John Lundgren reste le grand Hollandais puissant que l'on connaît et dont il donne la pleine mesure. Il a cet art consommé de la scène avec sa magnifique composition d'un personnage meurtri par l'éternité, avec ses rudesses et sa gueule de bagnard chauve. Il donne un Hollandais sombre et ténébreux de sa voix sonore et puissante, aux beaux graves, avec un  jeu scénique et des intonations qui rendent bien compte de la complexité d'un personnage qui refuse de se laisser sauver alors qu'il a pourtant expliqué les règles de la malédiction dont il est la victime. La projection et l'articulation sont parfaites, et son texte est parfaitement compréhensible. La même remarque vaut pour la basse Georg Zeppenfeld qui prête sa voix au timbre magnifique à un Daland très contrôlé, campant bien ce personnage empêtré dans sa cupidité et prêt à livrer sa fille au diable en personne à condition qu'il déverse ses richesses. Le jeu de scène de Marina Prudenskaya est une page d'anthologie au moment du dîner de fiançailles : il faut suivre les mimiques d'une Mary de plus en plus consternée et horrifiée de ce qu'elle pressent du destin de Senta et de ce que sa mémoire ravive du sien propre. Un des grands moments théâtraux de la soirée. Attilio Glaser prête son ténor lumineux au Steuermann et offre un des rares sourires de cette oeuvre romantique qui prête par ailleurs davantage au tragique. Le rôle d'Erik est confié à Eric Cutler, un ténor américain qui avait déjà chanté Erik au grand opéra de Houston et fait lui aussi ses débuts très applaudis à Bayreuth. Il interprétera bientôt le rôle à Vienne. Ce grand chanteur au physique avenant interprète son rôle avec des trémolos dans la voix, un effet plutôt curieux dans un opéra de Wagner même s'il souligne l'influence italienne dans la composition. 
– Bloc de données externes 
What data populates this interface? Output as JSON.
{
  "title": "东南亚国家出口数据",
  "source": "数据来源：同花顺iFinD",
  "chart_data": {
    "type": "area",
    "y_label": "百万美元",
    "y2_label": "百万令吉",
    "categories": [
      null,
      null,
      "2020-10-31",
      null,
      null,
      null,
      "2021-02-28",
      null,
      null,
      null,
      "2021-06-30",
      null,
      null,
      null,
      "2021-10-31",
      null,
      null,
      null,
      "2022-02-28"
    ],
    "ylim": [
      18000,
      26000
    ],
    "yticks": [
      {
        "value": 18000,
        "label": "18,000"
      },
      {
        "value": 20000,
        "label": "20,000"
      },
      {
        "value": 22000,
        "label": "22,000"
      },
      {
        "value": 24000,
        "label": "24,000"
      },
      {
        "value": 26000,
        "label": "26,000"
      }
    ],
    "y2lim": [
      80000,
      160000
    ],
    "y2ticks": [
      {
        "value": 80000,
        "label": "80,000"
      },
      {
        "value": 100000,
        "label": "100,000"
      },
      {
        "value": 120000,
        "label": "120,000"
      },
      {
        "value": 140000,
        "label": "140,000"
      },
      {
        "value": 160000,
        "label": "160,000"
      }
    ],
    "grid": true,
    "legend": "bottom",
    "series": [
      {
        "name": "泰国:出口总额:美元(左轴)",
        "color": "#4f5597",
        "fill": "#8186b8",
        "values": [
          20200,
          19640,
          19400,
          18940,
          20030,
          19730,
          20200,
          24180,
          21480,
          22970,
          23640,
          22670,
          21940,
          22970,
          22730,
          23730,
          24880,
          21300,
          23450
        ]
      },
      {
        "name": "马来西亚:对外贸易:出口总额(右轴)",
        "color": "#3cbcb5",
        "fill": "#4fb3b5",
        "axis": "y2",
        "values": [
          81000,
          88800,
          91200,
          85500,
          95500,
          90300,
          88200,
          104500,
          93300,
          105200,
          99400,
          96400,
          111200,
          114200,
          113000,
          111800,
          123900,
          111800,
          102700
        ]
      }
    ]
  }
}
Pandémie oblige, il a fallu trouver une solution ingénieuse pour les remarquables choeurs de Bayreuth. Les choeurs en scène sont muets et ne font que mimer le chant des choristes installés dans une salle de répétition, qui est retransmis en salle en direct. Miracle de la technique contemporaine, on ne le remarque qu'à peine, et encore est-ce parce qu'on en a été informé par la presse. 

Dmitri Tcherniakov revisite le Hollandais volant

Pour sa première mise en scène bayreuthoise, le réalisateur russe Dmitri Tcherniakov a comme souvent dans ses mises en scènes joué les iconoclastes. Il réinterprète l'histoire du Hollandais volant en la démythifiant et en ignorant les indications scéniques données par Richard Wagner. L'action se déplace dans un quelconque village portuaire aux architectures dépersonnalisées, anonymes et froides. Un ingénieux dispositif permet le déplacement et le pivotement des immeubles du décor qui au cours de l'action permettent de nouvelles configurations. Les indications scéniques du livret sont en partie ignorées sinon réécrites. Il escamote la figure légendaire du marin fantomatique frappé d'une terrible malédiction qui le contraint à parcourir les océans pendant sept ans avant de pouvoir toucher terre dans l'espoir improbable d'être racheté en trouvant l'amour d'une femme prête à sacrifier jusqu'à sa vie. Il la remplace par celle d'un ancien habitant du village, un marginal ostracisé qui revient au pays après une longue période d'absence, porteur d'une haine qui le consume dont on ne connaîtra ni les tenants ni les aboutissants, sauf si l'on s'applique à essayer de reconstituer le puzzle des indices donnés çà et là. Au final, le Hollandais (H. pour Tcherniakov) ne repartira pas mais sera abattu d'un coup de carabine par la compagne de Daland.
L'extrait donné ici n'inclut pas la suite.